Either way, the Commons Transport Committee has warned that the Government risks being behind the curve with mobility as a service (MaaS), and that without a helpful regulatory framework it might not deliver all its possible benefits: “If MaaS develops in an uncontrolled way, it could have unintended, negative consequences. For example, a poorly implemented MaaS scheme could increase road congestion and worsen air quality, or exacerbate digital and social exclusion… We are concerned that the Government does not yet seem to have recognised the full extent of the role MaaS could play in transforming mobility, delivering truly integrated transport solutions.” The Government responded that it is funding trials to understand various new schemes and systems and how the public responds to them. This certainly seems to be a record that is still playing.
Finally, the question of how we reap the benefits of changing approaches to car use is also becoming a live one. In particular, the pandemic rather turbocharged low traffic neighbourhood (LTN) initiatives. Often these come to prominence through local opposition from inconvenienced residents, business owners, and (often somewhat prayed in aid) emergency services. While the point about obstructing access to blue light services seems a bit hard to answer, otherwise LTN initiatives tend to attract more support than opposition, and deliver undoubted benefits in terms of local pollution levels and people’s experience of the urban environment.

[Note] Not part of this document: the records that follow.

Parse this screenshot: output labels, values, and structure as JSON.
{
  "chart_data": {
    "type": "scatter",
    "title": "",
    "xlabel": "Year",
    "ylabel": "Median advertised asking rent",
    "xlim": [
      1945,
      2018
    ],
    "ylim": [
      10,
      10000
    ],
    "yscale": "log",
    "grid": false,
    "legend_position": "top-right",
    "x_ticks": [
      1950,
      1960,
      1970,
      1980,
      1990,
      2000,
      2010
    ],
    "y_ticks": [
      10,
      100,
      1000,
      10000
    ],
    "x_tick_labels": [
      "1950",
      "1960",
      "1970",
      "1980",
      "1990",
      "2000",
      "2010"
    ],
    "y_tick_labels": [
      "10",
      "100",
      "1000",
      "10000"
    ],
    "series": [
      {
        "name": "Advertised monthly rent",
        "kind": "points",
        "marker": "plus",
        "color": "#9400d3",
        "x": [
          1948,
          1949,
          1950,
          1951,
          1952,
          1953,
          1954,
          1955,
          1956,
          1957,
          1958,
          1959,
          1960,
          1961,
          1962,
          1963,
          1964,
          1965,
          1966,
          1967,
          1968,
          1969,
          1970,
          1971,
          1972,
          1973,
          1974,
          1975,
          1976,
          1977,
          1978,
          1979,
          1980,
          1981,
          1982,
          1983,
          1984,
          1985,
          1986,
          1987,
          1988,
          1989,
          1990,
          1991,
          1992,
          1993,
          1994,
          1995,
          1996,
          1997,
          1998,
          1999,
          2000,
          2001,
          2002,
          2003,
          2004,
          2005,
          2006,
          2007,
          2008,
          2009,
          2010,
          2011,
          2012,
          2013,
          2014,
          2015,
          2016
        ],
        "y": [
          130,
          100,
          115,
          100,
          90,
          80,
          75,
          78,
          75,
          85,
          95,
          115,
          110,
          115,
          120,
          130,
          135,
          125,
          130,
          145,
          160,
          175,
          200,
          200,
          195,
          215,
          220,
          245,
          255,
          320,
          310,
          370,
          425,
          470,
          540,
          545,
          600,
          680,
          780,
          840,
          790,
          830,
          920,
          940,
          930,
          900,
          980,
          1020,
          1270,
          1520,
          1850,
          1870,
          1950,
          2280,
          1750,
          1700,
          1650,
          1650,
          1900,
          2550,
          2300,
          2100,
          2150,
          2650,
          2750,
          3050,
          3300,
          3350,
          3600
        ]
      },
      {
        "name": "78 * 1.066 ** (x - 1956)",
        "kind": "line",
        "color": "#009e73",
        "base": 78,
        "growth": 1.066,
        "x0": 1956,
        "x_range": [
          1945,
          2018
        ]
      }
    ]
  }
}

As this interesting piece of work by NatCen shows, the success of an LTN scheme relies on the usual policy basics: ensuring the policy is developed with the people who will be affected by it. While schemes overall attract support, it quickly became apparent in the research that communication about what was happening could often be better, and that some residents might change their favourable view of the changes if they have a more thorough understanding of the problems they pose for some local businesses. LTNs aren’t quite such a no-brainer that they can be implemented with disregard for basic good practice in policy change.
In conclusion, change is underway to how we use cars and how we accommodate them in our lives and working environments. But it will not be a sudden revolution: it is driven by a large range of factors, many of them not directly to do with transport policy but more to do with how we live our lives. Nor will it be all-consuming: we need to recognise that in certain contexts the case for the private car remains strong, even if we expect that it may be an electric one in future. But it will be a substantial change nonetheless: in 20 years’ time, we should expect to see an appreciably different world in terms of car ownership and use: what’s less clear is whether policy choices will enable this shift and make it a smooth one, or hinder it and prevent the full realisation of the benefits.